WhatsApp offers three business lines. First is its personal communications app. Second is a free business app for customers to make simple queries to a merchant. Third is its Business API service, designed for big companies that have the resources to connect APIs directly to WhatsApp and build their own front ends.

WATI has been created to take the Business API service and structure that into something that SMEs can also use.

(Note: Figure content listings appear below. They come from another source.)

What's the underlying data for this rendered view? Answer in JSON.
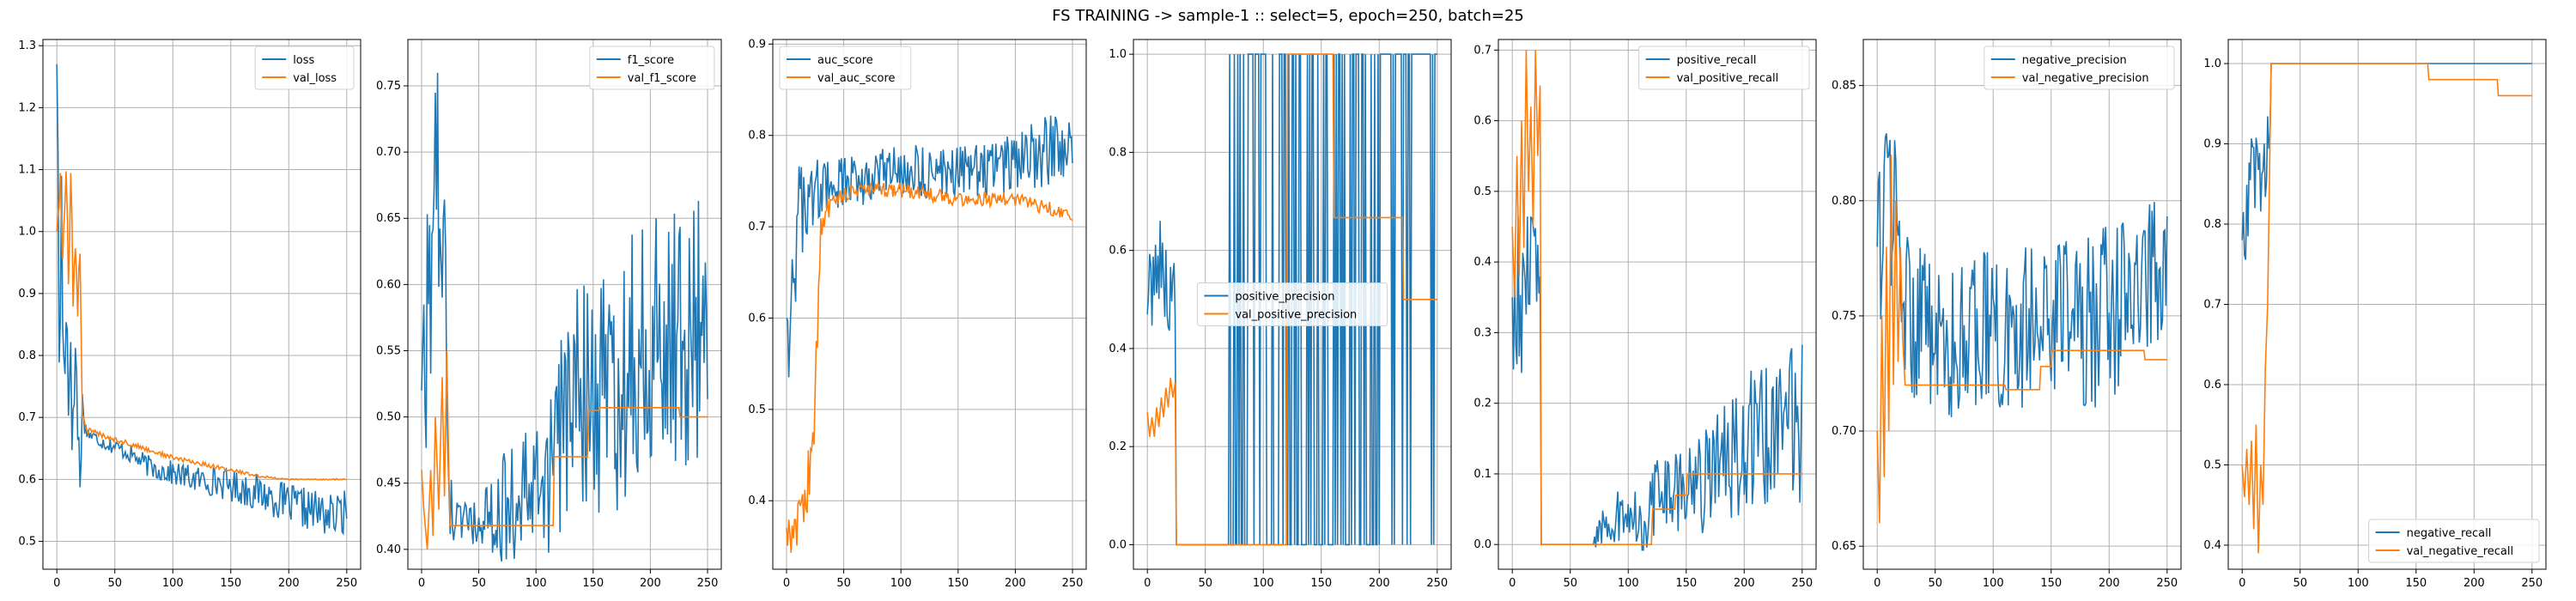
{
  "figure_title": "FS TRAINING -> sample-1 :: select=5, epoch=250, batch=25",
  "colors": {
    "train": "#1f77b4",
    "val": "#ff7f0e",
    "grid": "#b0b0b0"
  },
  "chart_data": [
    {
      "type": "line",
      "id": "loss",
      "xlim": [
        -12,
        262
      ],
      "ylim": [
        0.455,
        1.31
      ],
      "xticks": [
        0,
        50,
        100,
        150,
        200,
        250
      ],
      "yticks": [
        0.5,
        0.6,
        0.7,
        0.8,
        0.9,
        1.0,
        1.1,
        1.2,
        1.3
      ],
      "legend_loc": "top-right",
      "grid": true,
      "series": [
        {
          "name": "loss",
          "role": "train",
          "profile": "noisy",
          "x": [
            0,
            2,
            4,
            6,
            8,
            10,
            12,
            14,
            16,
            18,
            20,
            22,
            25,
            30,
            40,
            60,
            80,
            100,
            120,
            140,
            160,
            180,
            200,
            220,
            240,
            250
          ],
          "y": [
            1.27,
            0.8,
            1.03,
            0.75,
            0.95,
            0.7,
            0.9,
            0.62,
            0.85,
            0.67,
            0.61,
            0.72,
            0.68,
            0.67,
            0.66,
            0.645,
            0.62,
            0.61,
            0.6,
            0.595,
            0.585,
            0.575,
            0.56,
            0.55,
            0.54,
            0.55
          ],
          "noise": [
            0.14,
            0.14,
            0.14,
            0.14,
            0.14,
            0.14,
            0.14,
            0.12,
            0.1,
            0.08,
            0.05,
            0.03,
            0.015,
            0.012,
            0.012,
            0.015,
            0.018,
            0.02,
            0.022,
            0.025,
            0.028,
            0.03,
            0.032,
            0.035,
            0.035,
            0.035
          ]
        },
        {
          "name": "val_loss",
          "role": "val",
          "profile": "noisy",
          "x": [
            0,
            3,
            5,
            8,
            10,
            12,
            14,
            16,
            18,
            20,
            22,
            25,
            50,
            100,
            150,
            175,
            200,
            250
          ],
          "y": [
            1.0,
            1.09,
            0.95,
            1.08,
            0.9,
            1.13,
            0.88,
            0.98,
            0.86,
            0.98,
            0.7,
            0.68,
            0.665,
            0.635,
            0.615,
            0.605,
            0.6,
            0.6
          ],
          "noise": [
            0.04,
            0.04,
            0.04,
            0.04,
            0.04,
            0.04,
            0.04,
            0.03,
            0.03,
            0.02,
            0.01,
            0.005,
            0.004,
            0.004,
            0.003,
            0.002,
            0.001,
            0.001
          ]
        }
      ]
    },
    {
      "type": "line",
      "id": "f1",
      "xlim": [
        -12,
        262
      ],
      "ylim": [
        0.385,
        0.785
      ],
      "xticks": [
        0,
        50,
        100,
        150,
        200,
        250
      ],
      "yticks": [
        0.4,
        0.45,
        0.5,
        0.55,
        0.6,
        0.65,
        0.7,
        0.75
      ],
      "legend_loc": "top-right",
      "grid": true,
      "series": [
        {
          "name": "f1_score",
          "role": "train",
          "profile": "noisy",
          "x": [
            0,
            5,
            10,
            15,
            20,
            25,
            30,
            40,
            50,
            60,
            80,
            100,
            115,
            125,
            150,
            175,
            200,
            225,
            250
          ],
          "y": [
            0.52,
            0.57,
            0.63,
            0.67,
            0.6,
            0.43,
            0.42,
            0.42,
            0.42,
            0.42,
            0.44,
            0.44,
            0.46,
            0.5,
            0.52,
            0.53,
            0.56,
            0.56,
            0.57
          ],
          "noise": [
            0.09,
            0.09,
            0.1,
            0.1,
            0.08,
            0.03,
            0.02,
            0.02,
            0.02,
            0.03,
            0.05,
            0.05,
            0.06,
            0.08,
            0.1,
            0.1,
            0.1,
            0.1,
            0.1
          ]
        },
        {
          "name": "val_f1_score",
          "role": "val",
          "profile": "steps",
          "x": [
            0,
            2,
            5,
            8,
            10,
            12,
            15,
            18,
            20,
            22,
            24,
            25,
            115,
            116,
            145,
            146,
            155,
            156,
            225,
            226,
            250
          ],
          "y": [
            0.46,
            0.43,
            0.4,
            0.46,
            0.41,
            0.5,
            0.43,
            0.53,
            0.44,
            0.55,
            0.45,
            0.418,
            0.418,
            0.47,
            0.47,
            0.505,
            0.505,
            0.507,
            0.507,
            0.5,
            0.5
          ]
        }
      ]
    },
    {
      "type": "line",
      "id": "auc",
      "xlim": [
        -12,
        262
      ],
      "ylim": [
        0.325,
        0.905
      ],
      "xticks": [
        0,
        50,
        100,
        150,
        200,
        250
      ],
      "yticks": [
        0.4,
        0.5,
        0.6,
        0.7,
        0.8,
        0.9
      ],
      "legend_loc": "top-left",
      "grid": true,
      "series": [
        {
          "name": "auc_score",
          "role": "train",
          "profile": "noisy",
          "x": [
            0,
            5,
            10,
            15,
            20,
            25,
            30,
            50,
            100,
            150,
            200,
            225,
            250
          ],
          "y": [
            0.6,
            0.65,
            0.7,
            0.72,
            0.73,
            0.74,
            0.74,
            0.75,
            0.76,
            0.76,
            0.77,
            0.78,
            0.8
          ],
          "noise": [
            0.1,
            0.08,
            0.07,
            0.05,
            0.04,
            0.04,
            0.03,
            0.03,
            0.03,
            0.03,
            0.035,
            0.04,
            0.04
          ]
        },
        {
          "name": "val_auc_score",
          "role": "val",
          "profile": "noisy",
          "x": [
            0,
            5,
            10,
            15,
            20,
            25,
            30,
            40,
            60,
            100,
            150,
            200,
            230,
            250
          ],
          "y": [
            0.37,
            0.36,
            0.38,
            0.4,
            0.42,
            0.5,
            0.7,
            0.73,
            0.74,
            0.74,
            0.73,
            0.73,
            0.72,
            0.71
          ],
          "noise": [
            0.02,
            0.02,
            0.03,
            0.03,
            0.05,
            0.05,
            0.02,
            0.008,
            0.008,
            0.008,
            0.008,
            0.008,
            0.008,
            0.005
          ]
        }
      ]
    },
    {
      "type": "line",
      "id": "ppv",
      "xlim": [
        -12,
        262
      ],
      "ylim": [
        -0.05,
        1.03
      ],
      "xticks": [
        0,
        50,
        100,
        150,
        200,
        250
      ],
      "yticks": [
        0.0,
        0.2,
        0.4,
        0.6,
        0.8,
        1.0
      ],
      "legend_loc": "center",
      "grid": true,
      "series": [
        {
          "name": "positive_precision",
          "role": "train",
          "profile": "binary",
          "x": [
            0,
            5,
            10,
            15,
            20,
            24,
            25,
            70,
            71,
            175,
            176,
            200,
            201,
            250
          ],
          "y": [
            0.5,
            0.55,
            0.6,
            0.55,
            0.5,
            0.5,
            0,
            0,
            1,
            1,
            0.5,
            0.5,
            0.85,
            0.85
          ],
          "noise": [
            0.08,
            0.1,
            0.1,
            0.1,
            0.1,
            0.1,
            0,
            0,
            0,
            0,
            0,
            0,
            0,
            0
          ]
        },
        {
          "name": "val_positive_precision",
          "role": "val",
          "profile": "steps",
          "x": [
            0,
            2,
            4,
            6,
            8,
            10,
            12,
            14,
            16,
            18,
            20,
            22,
            24,
            25,
            120,
            121,
            160,
            161,
            220,
            221,
            250
          ],
          "y": [
            0.27,
            0.22,
            0.26,
            0.22,
            0.28,
            0.24,
            0.3,
            0.26,
            0.32,
            0.28,
            0.34,
            0.3,
            0.33,
            0,
            0,
            1.0,
            1.0,
            0.667,
            0.667,
            0.5,
            0.5
          ]
        }
      ]
    },
    {
      "type": "line",
      "id": "recall",
      "xlim": [
        -12,
        262
      ],
      "ylim": [
        -0.035,
        0.715
      ],
      "xticks": [
        0,
        50,
        100,
        150,
        200,
        250
      ],
      "yticks": [
        0.0,
        0.1,
        0.2,
        0.3,
        0.4,
        0.5,
        0.6,
        0.7
      ],
      "legend_loc": "top-right",
      "grid": true,
      "series": [
        {
          "name": "positive_recall",
          "role": "train",
          "profile": "noisy",
          "x": [
            0,
            5,
            10,
            15,
            20,
            24,
            25,
            70,
            75,
            100,
            115,
            120,
            150,
            175,
            200,
            225,
            250
          ],
          "y": [
            0.35,
            0.38,
            0.35,
            0.4,
            0.38,
            0.3,
            0,
            0,
            0.03,
            0.04,
            0.04,
            0.06,
            0.08,
            0.1,
            0.14,
            0.16,
            0.18
          ],
          "noise": [
            0.12,
            0.12,
            0.12,
            0.12,
            0.12,
            0.1,
            0,
            0,
            0.04,
            0.04,
            0.05,
            0.06,
            0.07,
            0.08,
            0.1,
            0.11,
            0.12
          ]
        },
        {
          "name": "val_positive_recall",
          "role": "val",
          "profile": "steps",
          "x": [
            0,
            2,
            4,
            6,
            8,
            10,
            12,
            14,
            16,
            18,
            20,
            22,
            24,
            25,
            120,
            121,
            140,
            141,
            150,
            151,
            250
          ],
          "y": [
            0.45,
            0.35,
            0.55,
            0.38,
            0.6,
            0.42,
            0.7,
            0.5,
            0.62,
            0.45,
            0.7,
            0.55,
            0.65,
            0,
            0,
            0.05,
            0.05,
            0.07,
            0.07,
            0.1,
            0.1
          ]
        }
      ]
    },
    {
      "type": "line",
      "id": "npv",
      "xlim": [
        -12,
        262
      ],
      "ylim": [
        0.64,
        0.87
      ],
      "xticks": [
        0,
        50,
        100,
        150,
        200,
        250
      ],
      "yticks": [
        0.65,
        0.7,
        0.75,
        0.8,
        0.85
      ],
      "legend_loc": "top-right",
      "grid": true,
      "series": [
        {
          "name": "negative_precision",
          "role": "train",
          "profile": "noisy",
          "x": [
            0,
            5,
            10,
            15,
            20,
            25,
            40,
            60,
            100,
            150,
            200,
            250
          ],
          "y": [
            0.78,
            0.78,
            0.8,
            0.79,
            0.77,
            0.75,
            0.745,
            0.74,
            0.745,
            0.745,
            0.75,
            0.77
          ],
          "noise": [
            0.04,
            0.04,
            0.04,
            0.04,
            0.04,
            0.035,
            0.035,
            0.035,
            0.035,
            0.035,
            0.04,
            0.035
          ]
        },
        {
          "name": "val_negative_precision",
          "role": "val",
          "profile": "steps",
          "x": [
            0,
            2,
            4,
            6,
            8,
            10,
            12,
            14,
            16,
            18,
            20,
            22,
            24,
            25,
            110,
            111,
            140,
            141,
            150,
            151,
            230,
            231,
            250
          ],
          "y": [
            0.7,
            0.66,
            0.75,
            0.68,
            0.78,
            0.7,
            0.82,
            0.72,
            0.8,
            0.73,
            0.78,
            0.74,
            0.72,
            0.72,
            0.72,
            0.718,
            0.718,
            0.728,
            0.728,
            0.735,
            0.735,
            0.731,
            0.731
          ]
        }
      ]
    },
    {
      "type": "line",
      "id": "tnr",
      "xlim": [
        -12,
        262
      ],
      "ylim": [
        0.37,
        1.03
      ],
      "xticks": [
        0,
        50,
        100,
        150,
        200,
        250
      ],
      "yticks": [
        0.4,
        0.5,
        0.6,
        0.7,
        0.8,
        0.9,
        1.0
      ],
      "legend_loc": "bottom-right",
      "grid": true,
      "series": [
        {
          "name": "negative_recall",
          "role": "train",
          "profile": "noisy",
          "x": [
            0,
            5,
            10,
            15,
            20,
            24,
            25,
            250
          ],
          "y": [
            0.78,
            0.84,
            0.86,
            0.87,
            0.88,
            0.92,
            1.0,
            1.0
          ],
          "noise": [
            0.07,
            0.07,
            0.06,
            0.06,
            0.05,
            0.03,
            0,
            0
          ]
        },
        {
          "name": "val_negative_recall",
          "role": "val",
          "profile": "steps",
          "x": [
            0,
            2,
            4,
            6,
            8,
            10,
            12,
            14,
            16,
            18,
            20,
            22,
            24,
            25,
            160,
            161,
            220,
            221,
            250
          ],
          "y": [
            0.5,
            0.46,
            0.52,
            0.45,
            0.53,
            0.42,
            0.55,
            0.39,
            0.5,
            0.45,
            0.62,
            0.7,
            0.9,
            1.0,
            1.0,
            0.98,
            0.98,
            0.96,
            0.96
          ]
        }
      ]
    }
  ]
}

They might be small merchants eager to communicate with consumers, or they might be ecommerce or online businesses looking to connect with merchants.

These businesses can use WhatsApp instead of email to automate simple queries; arrange business meetings; prompt shoppers who have abandoned a virtual shopping cart to complete a purchase; reply and track questions requiring a human response; and broadcast events, demos, or special offers.

Ho says financial institutions may also be keen to adopt WhatsApp, such as virtual banks that lack a traditional branch network.

Sequoia India support

Before WATI completed its Series A round, it entered Sequoia India’s startup accelerator program. Ho says Sequoia India is helping WATI with refining its business strategy and hiring (particularly as it expands into new markets); the prestige of the Sequoia brand also helps.

In a statement, Sequoia India managing director Abheek Anand said of WATI, “They’ve achieved terrific growth rates this past year while breaking even, but what’s even more exciting is the expansive set of product possibilities in front of the company as they capitalize on the market opportunity.”

VC money means VC milestones to reach the next round of funding, and Ho says WATI has a tough target of growing users by 10 percent to 15 percent every month. “Growth drives everything else,” she said.

India, Brazil, Malaysia and Indonesia are priority markets. WhatsApp has about 50 million business users worldwide, so WATI will focus on markets where WhatsApp is growing.

The startup already has about 3,000 business customers. It says it has grown its customer base by four times in the past six months, and revenues by five times. Ho declined to put hard numbers against those metrics, or disclose the company’s valuation.

As for WATI or Clare.ai’s exit strategy, Ho says it’s too early to plan. “We have ambitions to go IPO one day, but we haven’t begun to think about the details,” she said. The startup has now raised a total of $10 million in funding. Ho declined to reveal its latest valuation.